Live Weight Streaming

rex-serve exposes a WebSocket streaming endpoint at /ws/stream. Use the streaming backend explicitly when you want the runtime and prefetcher to share one live socket instance.

Why it matters

  • The runtime can keep live fetches on the same backend as the executor path.
  • Prefetching can reuse the same streaming connection instead of opening a new request per chunk.
  • Local serving can support chunk delivery even when a manifest is not present.

Start the server

rex-serve --dir ./rex_output/weights --port 8080

The streaming endpoint is available at:

ws://localhost:8080/ws/stream

Runtime behavior

When config.storage.backend_type is STREAMING_WS, Rex connects the streaming backend during model load and shares it with the prefetcher. That keeps live fetches and queued prefetches on the same transport. If the manifest itself advertises storage_backend: streaming_ws, Rex can select this backend automatically during model load.

Protocol

Client request payload:

{
  "manifest_id": "my-model",
  "chunks": [
    {
      "chunk_id": "layer_0.weight.0",
      "resource_id": "weights/layer_0.weight.0.bin"
    }
  ]
}

The manifest should also expose the chunk host in provenance.base_url so the runtime can resolve the WebSocket endpoint without extra per-run wiring.

Binary frames use this layout:

[1B version] [2B id_len] [8B data_len] [id_len B chunk_id] [data_len B data]

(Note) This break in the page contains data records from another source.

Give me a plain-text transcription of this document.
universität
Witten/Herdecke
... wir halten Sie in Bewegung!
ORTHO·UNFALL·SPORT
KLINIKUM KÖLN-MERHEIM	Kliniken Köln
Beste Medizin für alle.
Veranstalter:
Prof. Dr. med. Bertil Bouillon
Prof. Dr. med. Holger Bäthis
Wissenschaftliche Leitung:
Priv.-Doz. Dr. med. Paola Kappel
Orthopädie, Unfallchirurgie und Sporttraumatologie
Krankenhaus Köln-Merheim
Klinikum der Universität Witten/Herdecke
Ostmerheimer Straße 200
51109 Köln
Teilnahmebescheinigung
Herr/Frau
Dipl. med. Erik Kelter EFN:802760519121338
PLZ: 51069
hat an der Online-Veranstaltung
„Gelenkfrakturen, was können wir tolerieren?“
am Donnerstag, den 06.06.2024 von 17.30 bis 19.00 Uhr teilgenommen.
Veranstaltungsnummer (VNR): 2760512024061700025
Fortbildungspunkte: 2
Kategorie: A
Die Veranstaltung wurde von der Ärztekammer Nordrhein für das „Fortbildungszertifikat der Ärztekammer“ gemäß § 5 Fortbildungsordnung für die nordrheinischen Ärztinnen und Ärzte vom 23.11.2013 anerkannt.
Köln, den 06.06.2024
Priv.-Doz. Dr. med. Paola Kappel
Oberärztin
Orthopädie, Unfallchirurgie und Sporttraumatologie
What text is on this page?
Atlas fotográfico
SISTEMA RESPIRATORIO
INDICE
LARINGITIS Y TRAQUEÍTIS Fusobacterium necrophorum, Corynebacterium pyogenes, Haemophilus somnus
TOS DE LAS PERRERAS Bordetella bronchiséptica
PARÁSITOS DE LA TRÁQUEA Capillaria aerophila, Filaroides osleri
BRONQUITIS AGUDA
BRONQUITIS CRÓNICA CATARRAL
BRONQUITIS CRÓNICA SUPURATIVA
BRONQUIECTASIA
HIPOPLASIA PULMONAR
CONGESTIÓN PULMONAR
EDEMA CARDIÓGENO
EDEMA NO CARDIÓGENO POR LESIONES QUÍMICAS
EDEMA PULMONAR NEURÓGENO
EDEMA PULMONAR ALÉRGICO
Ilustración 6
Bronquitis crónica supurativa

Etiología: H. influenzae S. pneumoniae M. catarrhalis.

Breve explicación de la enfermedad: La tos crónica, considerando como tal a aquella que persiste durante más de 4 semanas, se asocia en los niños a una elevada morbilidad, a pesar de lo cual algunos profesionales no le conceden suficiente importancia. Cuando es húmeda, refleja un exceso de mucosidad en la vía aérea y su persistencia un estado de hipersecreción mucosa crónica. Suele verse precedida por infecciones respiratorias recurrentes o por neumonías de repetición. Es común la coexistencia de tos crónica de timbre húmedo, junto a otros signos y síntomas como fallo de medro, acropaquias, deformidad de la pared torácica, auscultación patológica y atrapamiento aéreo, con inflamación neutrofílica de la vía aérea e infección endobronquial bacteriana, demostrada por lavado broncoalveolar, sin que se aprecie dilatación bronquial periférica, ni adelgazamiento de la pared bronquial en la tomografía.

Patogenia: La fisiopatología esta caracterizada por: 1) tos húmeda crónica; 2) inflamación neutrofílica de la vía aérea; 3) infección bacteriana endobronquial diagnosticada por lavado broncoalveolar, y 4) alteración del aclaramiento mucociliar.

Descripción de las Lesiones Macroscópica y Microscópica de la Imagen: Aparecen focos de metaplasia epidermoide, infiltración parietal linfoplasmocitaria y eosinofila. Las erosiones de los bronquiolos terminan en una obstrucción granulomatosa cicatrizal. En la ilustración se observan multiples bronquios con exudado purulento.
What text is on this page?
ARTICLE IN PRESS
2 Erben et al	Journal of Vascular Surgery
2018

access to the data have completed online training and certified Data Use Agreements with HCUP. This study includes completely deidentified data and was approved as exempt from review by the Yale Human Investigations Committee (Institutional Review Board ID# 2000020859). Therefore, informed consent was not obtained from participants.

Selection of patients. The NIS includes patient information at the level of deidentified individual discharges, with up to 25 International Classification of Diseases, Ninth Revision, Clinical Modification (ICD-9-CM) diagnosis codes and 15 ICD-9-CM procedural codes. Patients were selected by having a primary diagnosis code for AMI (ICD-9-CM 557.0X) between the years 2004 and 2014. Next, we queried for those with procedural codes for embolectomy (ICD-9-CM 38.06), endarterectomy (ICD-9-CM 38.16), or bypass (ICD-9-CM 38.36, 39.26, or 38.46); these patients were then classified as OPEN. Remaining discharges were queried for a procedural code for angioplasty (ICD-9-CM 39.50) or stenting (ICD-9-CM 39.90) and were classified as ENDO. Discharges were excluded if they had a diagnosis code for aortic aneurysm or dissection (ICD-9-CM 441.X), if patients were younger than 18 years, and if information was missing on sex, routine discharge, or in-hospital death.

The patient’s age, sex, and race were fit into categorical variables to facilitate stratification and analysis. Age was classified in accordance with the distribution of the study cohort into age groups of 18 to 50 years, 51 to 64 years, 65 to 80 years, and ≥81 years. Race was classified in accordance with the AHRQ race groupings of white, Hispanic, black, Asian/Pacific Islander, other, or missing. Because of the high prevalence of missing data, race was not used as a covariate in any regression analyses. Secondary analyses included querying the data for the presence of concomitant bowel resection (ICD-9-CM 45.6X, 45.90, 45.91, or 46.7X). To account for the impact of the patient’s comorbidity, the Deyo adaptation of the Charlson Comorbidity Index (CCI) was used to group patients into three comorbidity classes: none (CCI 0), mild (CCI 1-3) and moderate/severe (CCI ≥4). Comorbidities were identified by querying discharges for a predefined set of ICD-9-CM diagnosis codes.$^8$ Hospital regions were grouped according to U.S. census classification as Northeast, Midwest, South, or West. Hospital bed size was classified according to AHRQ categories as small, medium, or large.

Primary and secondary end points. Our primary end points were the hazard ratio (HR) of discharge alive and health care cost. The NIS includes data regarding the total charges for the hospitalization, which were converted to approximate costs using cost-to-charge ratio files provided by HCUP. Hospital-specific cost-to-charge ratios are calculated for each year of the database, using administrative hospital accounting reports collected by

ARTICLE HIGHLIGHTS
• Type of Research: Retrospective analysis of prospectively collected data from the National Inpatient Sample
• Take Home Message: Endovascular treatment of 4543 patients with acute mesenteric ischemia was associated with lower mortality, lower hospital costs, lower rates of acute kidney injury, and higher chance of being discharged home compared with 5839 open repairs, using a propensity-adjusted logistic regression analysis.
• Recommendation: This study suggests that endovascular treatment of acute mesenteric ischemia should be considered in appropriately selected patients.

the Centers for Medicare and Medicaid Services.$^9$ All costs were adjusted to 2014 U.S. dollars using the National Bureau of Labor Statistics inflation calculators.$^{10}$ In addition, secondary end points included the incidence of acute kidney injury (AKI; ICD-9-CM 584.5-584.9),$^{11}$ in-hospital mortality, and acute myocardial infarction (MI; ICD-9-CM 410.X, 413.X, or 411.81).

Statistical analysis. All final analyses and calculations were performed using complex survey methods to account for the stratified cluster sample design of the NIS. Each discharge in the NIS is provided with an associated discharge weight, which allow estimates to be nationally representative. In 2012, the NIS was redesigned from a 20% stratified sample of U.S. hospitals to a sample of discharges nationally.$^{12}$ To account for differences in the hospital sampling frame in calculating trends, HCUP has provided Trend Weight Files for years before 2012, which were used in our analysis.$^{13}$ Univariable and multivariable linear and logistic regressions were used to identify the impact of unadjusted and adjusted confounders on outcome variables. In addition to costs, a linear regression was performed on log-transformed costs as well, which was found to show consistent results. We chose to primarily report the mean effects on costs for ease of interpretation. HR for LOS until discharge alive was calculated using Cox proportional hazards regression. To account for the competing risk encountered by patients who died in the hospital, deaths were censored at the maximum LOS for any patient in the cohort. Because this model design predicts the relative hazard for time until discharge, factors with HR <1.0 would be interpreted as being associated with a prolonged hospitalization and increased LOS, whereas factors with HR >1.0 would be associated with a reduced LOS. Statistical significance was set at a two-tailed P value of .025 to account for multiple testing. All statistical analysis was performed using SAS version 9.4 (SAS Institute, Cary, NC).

The server may send keep-alive frames with id_len=0 and data_len=0.

Useful defaults

  • rex-serve publishes HTTP range responses and streaming together.
  • RexConfig.storage.base_url should point at the chunk host.
  • RexConfig.storage.backend_type selects HTTP_RANGE or STREAMING_WS.
  • REX_ENABLE_STREAMING remains a compatibility flag, but backend selection now comes from backend_type.